7374:M 11 Mar 2024 20:23:07.021 * Replica 10.189.218.57:6379 asks for synchronization
7374:M 11 Mar 2024 20:23:07.021 * Partial resynchronization not accepted: Replication ID mismatch (Replica asked for '80045b7119cf27cbccd862b289454991e510d06a', my replication IDs are '0ad286f834af5afcf9993e5ef33d2d598bca71c0' and '1fff1f7efea80cc7dd510fa65f50059a9be5cc0e')

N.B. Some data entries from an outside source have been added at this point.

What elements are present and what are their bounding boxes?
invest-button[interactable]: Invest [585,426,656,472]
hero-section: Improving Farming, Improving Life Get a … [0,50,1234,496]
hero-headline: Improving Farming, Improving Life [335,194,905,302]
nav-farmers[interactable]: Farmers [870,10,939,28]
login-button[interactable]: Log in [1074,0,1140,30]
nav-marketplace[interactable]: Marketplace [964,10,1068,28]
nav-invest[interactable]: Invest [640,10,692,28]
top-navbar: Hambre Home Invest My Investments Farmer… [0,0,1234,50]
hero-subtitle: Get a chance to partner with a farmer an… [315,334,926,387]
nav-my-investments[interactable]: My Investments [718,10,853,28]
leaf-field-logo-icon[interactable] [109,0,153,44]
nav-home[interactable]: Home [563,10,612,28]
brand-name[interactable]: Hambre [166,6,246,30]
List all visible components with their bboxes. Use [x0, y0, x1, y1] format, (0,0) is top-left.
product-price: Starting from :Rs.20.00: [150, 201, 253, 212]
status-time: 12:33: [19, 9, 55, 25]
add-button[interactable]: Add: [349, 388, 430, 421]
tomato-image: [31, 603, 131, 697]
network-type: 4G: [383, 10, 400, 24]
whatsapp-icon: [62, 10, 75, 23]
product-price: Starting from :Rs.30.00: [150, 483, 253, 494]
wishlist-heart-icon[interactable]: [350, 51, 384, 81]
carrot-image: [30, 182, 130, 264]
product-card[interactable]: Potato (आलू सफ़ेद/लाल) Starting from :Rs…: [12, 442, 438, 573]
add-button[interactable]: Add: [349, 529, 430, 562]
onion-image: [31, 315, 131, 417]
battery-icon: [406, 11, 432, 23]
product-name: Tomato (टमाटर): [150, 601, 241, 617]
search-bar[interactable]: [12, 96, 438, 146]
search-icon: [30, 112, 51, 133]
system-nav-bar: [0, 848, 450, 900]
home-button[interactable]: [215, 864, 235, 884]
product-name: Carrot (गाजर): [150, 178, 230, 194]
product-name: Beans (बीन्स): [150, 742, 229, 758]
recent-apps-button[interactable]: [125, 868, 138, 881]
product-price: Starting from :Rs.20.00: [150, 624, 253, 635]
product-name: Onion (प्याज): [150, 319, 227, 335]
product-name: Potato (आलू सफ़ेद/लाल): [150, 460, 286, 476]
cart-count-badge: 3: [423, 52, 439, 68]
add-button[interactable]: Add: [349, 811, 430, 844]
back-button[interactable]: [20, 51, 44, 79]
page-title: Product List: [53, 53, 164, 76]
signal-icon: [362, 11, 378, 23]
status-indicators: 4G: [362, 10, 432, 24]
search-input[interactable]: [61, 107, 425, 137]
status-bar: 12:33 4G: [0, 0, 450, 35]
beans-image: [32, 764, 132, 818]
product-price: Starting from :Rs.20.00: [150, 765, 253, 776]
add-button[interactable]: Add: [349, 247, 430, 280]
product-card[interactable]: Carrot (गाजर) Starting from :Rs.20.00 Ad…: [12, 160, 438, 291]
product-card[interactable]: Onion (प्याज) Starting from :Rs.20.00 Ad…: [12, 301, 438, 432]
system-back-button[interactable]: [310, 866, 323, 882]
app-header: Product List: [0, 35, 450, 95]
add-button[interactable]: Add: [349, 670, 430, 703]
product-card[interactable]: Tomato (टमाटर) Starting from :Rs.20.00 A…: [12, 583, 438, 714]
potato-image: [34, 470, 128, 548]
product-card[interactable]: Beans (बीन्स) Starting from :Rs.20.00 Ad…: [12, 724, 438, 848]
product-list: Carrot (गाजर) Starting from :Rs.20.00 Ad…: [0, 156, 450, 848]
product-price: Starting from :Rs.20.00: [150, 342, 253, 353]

7374:M 11 Mar 2024 20:23:07.021 * Starting BGSAVE for SYNC with target: disk
7374:M 11 Mar 2024 20:23:07.021 * Background saving started by pid 15617
15617:C 11 Mar 2024 20:23:07.075 * DB saved on disk
15617:C 11 Mar 2024 20:23:07.075 * RDB: 0 MB of memory used by copy-on-write
7374:M 11 Mar 2024 20:23:07.089 * Background saving terminated with success
7374:M 11 Mar 2024 20:23:07.094 * Synchronization with replica 10.189.218.57:6379 succeeded
7374:M 12 Mar 2024 01:54:03.150 # Connection with replica 10.189.218.57:6379 lost.
7374:M 12 Mar 2024 01:54:18.990 * FAIL message received from 347fa1bb663ffbea93e3f8156100b711b41280ad about e603c0750438adfda5dd2700a4db3c2b33ea250b
7374:M 12 Mar 2024 01:59:53.866 * Replica 10.189.218.57:6379 asks for synchronization
7374:M 12 Mar 2024 01:59:53.866 * Partial resynchronization not accepted: Replication ID mismatch (Replica asked for 'aa7b34da5c55a894474305a21f65cbb3cc9ea15f', my replication IDs are '0ad286f834af5afcf9993e5ef33d2d598bca71c0' and '1fff1f7efea80cc7dd510fa65f50059a9be5cc0e')
7374:M 12 Mar 2024 01:59:53.866 * Starting BGSAVE for SYNC with target: disk
7374:M 12 Mar 2024 01:59:53.867 * Background saving started by pid 604
604:C 12 Mar 2024 01:59:53.961 * DB saved on disk
604:C 12 Mar 2024 01:59:53.962 * RDB: 1 MB of memory used by copy-on-write
7374:M 12 Mar 2024 01:59:54.047 * Background saving terminated with success
7374:M 12 Mar 2024 01:59:54.056 * Synchronization with replica 10.189.218.57:6379 succeeded
To reproduce
- Setup a Redis cluster with version of 5.0.4.
- Upgrade one replica to version 7.2.4
Expected behavior
The replica_1 which has got upgraded to 7.2.4 should be setup a successful connection to master(with 5.0.4) and not running into Cluster status fail.
Additional information
It should be the compatibility issue of Redis upgrade.